Dans un pays de plus de 120 millions d'habitants, qui comprend plus de 250 ethnies et est pratiquement divisé en deux, avec le sud majoritairement chrétien, et le nord à prédominance musulmane, M. Obasanjo a hérité la tâche particulièrement ardue de bâtir la cohésion nationale. Plus de trente années de mauvaise administration militaire sous des dirigeants du nord, essentiellement de langue Haoussa, ont fait couver la rancune chez d'autres nationalités ethniques qui se sont senties délestés de la richesse commune.
Son accession au pouvoir a coïncidé avec l'émergence d'une pléthore d'organisations ethniques et régionales, certaines très militantes, affirmant les droits et la fierté du groupe rival.
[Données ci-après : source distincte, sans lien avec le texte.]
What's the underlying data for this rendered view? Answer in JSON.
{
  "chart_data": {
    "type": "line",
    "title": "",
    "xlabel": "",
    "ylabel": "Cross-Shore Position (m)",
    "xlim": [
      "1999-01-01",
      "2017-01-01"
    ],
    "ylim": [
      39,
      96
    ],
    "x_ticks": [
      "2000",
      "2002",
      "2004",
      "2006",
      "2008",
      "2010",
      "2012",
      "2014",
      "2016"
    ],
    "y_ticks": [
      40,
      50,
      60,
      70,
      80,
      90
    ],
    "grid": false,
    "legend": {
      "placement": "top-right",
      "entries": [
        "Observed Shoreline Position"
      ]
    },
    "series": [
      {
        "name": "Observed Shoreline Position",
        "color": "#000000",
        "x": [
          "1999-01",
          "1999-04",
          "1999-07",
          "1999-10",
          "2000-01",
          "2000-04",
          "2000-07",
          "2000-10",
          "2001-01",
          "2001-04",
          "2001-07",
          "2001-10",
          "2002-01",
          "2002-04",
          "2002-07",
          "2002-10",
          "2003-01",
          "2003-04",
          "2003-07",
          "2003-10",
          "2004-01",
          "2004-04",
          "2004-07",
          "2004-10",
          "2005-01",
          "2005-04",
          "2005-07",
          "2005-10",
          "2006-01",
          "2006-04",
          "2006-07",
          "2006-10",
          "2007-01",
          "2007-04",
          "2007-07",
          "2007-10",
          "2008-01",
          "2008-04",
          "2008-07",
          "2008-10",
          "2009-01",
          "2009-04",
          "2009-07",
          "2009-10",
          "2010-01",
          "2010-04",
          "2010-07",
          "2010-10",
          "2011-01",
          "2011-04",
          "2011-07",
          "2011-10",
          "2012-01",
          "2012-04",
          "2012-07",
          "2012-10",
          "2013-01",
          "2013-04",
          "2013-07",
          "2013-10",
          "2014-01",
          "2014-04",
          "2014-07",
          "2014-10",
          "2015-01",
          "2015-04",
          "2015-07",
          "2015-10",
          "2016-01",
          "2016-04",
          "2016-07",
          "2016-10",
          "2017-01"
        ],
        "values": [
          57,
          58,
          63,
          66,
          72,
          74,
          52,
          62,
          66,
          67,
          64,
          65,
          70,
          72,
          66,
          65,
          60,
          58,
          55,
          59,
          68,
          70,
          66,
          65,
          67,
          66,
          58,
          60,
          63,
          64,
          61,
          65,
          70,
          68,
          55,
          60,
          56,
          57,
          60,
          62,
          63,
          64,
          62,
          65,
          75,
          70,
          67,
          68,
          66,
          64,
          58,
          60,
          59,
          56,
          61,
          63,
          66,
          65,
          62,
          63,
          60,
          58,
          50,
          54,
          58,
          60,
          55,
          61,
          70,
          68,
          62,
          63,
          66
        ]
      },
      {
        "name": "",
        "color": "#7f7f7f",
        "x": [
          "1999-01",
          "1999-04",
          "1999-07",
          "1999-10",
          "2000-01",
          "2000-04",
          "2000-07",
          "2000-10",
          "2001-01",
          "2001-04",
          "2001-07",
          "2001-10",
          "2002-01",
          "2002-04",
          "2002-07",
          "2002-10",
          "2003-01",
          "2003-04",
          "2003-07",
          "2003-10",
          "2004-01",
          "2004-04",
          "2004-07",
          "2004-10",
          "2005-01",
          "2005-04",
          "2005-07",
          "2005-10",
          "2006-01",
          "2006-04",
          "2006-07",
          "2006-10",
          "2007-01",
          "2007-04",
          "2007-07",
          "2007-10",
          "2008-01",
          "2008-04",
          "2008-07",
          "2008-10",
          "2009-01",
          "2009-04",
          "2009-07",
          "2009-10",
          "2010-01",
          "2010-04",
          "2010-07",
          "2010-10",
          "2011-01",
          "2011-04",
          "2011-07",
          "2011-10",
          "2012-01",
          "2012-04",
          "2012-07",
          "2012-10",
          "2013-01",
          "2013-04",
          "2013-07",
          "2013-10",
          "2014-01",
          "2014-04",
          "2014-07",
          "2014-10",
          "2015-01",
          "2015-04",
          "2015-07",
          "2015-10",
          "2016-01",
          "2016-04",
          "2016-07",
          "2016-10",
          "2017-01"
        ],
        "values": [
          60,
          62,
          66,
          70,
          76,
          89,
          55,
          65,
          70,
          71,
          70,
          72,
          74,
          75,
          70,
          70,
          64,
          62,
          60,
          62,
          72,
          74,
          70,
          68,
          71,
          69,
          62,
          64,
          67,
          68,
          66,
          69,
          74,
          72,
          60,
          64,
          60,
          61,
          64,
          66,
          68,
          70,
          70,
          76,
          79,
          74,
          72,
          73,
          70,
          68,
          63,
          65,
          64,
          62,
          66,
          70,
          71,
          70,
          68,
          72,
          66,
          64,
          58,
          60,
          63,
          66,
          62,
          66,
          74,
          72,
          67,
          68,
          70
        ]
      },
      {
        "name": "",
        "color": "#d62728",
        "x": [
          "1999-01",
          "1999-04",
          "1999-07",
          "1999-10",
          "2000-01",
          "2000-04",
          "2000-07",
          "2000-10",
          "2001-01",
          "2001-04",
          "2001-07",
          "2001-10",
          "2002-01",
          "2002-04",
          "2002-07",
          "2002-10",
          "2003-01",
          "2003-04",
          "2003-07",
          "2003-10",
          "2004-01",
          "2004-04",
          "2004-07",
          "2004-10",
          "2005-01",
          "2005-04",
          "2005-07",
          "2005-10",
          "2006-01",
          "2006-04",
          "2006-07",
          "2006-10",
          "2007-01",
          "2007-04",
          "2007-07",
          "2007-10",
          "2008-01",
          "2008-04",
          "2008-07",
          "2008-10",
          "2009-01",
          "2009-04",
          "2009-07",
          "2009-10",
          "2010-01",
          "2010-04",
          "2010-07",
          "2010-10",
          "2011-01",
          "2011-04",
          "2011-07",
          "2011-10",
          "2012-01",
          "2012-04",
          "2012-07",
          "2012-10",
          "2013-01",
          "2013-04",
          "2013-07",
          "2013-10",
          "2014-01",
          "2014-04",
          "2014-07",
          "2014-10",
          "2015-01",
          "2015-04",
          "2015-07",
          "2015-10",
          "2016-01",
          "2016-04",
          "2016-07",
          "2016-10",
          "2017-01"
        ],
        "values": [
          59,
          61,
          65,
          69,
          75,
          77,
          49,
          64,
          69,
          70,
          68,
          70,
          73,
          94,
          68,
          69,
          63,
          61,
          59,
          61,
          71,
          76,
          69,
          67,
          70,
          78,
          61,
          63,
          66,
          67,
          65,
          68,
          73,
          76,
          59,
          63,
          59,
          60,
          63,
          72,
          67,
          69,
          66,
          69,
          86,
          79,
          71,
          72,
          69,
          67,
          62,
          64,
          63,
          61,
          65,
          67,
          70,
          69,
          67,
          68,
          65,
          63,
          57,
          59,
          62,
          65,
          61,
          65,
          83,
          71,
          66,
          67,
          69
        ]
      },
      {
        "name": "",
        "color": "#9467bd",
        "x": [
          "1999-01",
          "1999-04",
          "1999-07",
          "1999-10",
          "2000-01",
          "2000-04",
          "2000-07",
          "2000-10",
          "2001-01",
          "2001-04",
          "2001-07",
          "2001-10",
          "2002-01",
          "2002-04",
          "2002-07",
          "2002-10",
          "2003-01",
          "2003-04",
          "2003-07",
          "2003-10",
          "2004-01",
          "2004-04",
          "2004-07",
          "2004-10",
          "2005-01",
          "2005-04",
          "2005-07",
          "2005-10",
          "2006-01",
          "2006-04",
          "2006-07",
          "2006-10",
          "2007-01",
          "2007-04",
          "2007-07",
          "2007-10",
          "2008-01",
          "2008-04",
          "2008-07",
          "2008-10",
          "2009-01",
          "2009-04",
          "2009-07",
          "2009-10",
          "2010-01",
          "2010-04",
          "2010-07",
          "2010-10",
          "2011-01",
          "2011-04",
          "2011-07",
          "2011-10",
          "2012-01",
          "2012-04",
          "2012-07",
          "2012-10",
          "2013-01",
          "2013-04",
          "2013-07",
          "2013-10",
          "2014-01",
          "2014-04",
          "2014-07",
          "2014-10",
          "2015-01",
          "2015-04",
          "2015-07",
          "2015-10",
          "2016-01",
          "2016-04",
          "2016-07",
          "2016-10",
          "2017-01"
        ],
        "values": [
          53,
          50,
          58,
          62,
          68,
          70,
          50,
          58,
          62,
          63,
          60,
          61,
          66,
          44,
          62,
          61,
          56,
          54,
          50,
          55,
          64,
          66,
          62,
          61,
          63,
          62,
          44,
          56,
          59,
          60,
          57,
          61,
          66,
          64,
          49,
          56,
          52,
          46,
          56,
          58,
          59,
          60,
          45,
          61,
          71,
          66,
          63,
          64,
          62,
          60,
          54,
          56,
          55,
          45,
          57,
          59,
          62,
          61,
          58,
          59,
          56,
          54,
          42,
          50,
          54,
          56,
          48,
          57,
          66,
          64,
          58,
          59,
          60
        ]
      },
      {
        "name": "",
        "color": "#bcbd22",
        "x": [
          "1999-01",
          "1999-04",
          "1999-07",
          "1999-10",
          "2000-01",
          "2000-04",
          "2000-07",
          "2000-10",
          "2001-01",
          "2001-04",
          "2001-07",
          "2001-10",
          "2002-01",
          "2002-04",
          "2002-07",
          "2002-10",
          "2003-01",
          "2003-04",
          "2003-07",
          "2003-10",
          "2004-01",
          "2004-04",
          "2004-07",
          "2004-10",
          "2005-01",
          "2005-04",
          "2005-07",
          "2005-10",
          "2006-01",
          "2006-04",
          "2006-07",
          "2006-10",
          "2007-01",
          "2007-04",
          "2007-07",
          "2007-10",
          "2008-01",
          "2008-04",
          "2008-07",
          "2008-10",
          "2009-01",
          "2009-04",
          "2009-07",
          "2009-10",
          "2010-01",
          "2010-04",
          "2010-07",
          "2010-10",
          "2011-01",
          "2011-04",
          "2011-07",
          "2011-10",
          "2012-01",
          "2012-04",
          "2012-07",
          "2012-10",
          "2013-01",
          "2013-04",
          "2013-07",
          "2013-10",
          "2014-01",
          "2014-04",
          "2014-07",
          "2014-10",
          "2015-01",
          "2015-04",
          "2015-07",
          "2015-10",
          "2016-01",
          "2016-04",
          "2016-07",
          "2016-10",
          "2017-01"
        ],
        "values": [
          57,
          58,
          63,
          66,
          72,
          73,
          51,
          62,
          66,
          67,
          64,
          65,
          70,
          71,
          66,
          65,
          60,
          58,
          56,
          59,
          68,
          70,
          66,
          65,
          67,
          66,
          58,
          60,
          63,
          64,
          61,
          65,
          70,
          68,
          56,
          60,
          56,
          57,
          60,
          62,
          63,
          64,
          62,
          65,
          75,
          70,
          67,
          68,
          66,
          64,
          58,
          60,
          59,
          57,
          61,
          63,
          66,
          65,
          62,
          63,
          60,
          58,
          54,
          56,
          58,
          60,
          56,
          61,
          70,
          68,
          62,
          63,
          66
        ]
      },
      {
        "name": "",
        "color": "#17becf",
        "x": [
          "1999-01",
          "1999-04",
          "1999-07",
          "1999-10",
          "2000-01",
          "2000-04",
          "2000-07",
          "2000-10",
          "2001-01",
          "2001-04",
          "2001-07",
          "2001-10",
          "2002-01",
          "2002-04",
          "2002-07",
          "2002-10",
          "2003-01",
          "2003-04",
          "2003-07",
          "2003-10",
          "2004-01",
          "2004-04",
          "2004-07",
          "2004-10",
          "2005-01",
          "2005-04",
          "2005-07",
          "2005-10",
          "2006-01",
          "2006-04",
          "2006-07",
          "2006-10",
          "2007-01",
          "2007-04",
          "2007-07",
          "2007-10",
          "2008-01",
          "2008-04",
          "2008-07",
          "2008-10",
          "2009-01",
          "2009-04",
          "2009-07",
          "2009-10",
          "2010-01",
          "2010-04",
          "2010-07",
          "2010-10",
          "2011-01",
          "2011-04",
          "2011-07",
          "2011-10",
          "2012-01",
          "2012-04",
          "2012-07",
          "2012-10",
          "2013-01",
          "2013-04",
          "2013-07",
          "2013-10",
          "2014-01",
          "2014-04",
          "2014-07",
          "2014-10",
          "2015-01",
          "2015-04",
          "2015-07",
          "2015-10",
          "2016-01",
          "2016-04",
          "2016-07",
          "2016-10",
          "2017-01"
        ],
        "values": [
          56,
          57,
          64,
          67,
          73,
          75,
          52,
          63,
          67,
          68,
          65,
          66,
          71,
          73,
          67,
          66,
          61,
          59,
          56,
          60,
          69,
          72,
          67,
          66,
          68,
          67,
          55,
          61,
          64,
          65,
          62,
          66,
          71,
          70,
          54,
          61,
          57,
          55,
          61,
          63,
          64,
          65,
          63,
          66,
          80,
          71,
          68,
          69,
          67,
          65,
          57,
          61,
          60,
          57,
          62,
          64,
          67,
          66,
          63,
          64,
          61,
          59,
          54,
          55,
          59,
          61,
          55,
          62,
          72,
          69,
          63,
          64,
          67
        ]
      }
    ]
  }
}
Les groupes luttant en faveur des trois grandes ethnies sont l'Arewa Consultative Forum, qui représente les intérêts des personnes parlant la langue Haoussa au nord: l'Afenifere, dont l'influence couvre la région Yorouba, terre d'origine de M. Obasanjo dans le sud-ouest; et le Oha na Eze pour le sud-est Igbo.
Certaines de leurs aspirations sont souvent associées à des groupes de milices, comme le Congrès du peuple Arewa dans le nord, le Congrès du peuple Oodoua dans le sud-ouest et les Bakassi Boys dans le sud- est. Ces groupes ont été impliqués dans les cas les plus graves de violence ethnique et religieuses qui ont secoué le Nigéria au cours des trois années écoulées.
"La manière dont nous résolvons les disparités inhérentes", a souligné M. Obasanjo, "va déterminer le futur de notre politique".
Le président a aussi saisi l'occasion pour annoncer que son gouvernement acceptait les recommandations de la commission spéciale qui a enquêté, durant les trois dernières années, sur trois décennies de violations des droits de l'homme. Le rapport de la commission, a-t-il indiqué, jettera les bases de la réconciliation nationale et consolidera les piliers de la démocracie au Nigéria".
"A cet égard, le 29 mai sera chaque année la Journée de la démocratie et des Droits de l'homme", a annoncé M. Obasanjo.
Il a aussi déclaré trois jours de prières nationales et de jeûne, à partir du 31 mai. "Marquons l'expérience de ces trois jours comme le début de la régénération spirituelle, de la droiture, de la réconciliation, de l'amour et de la fraternité au Nigéria", a-t-il conclu.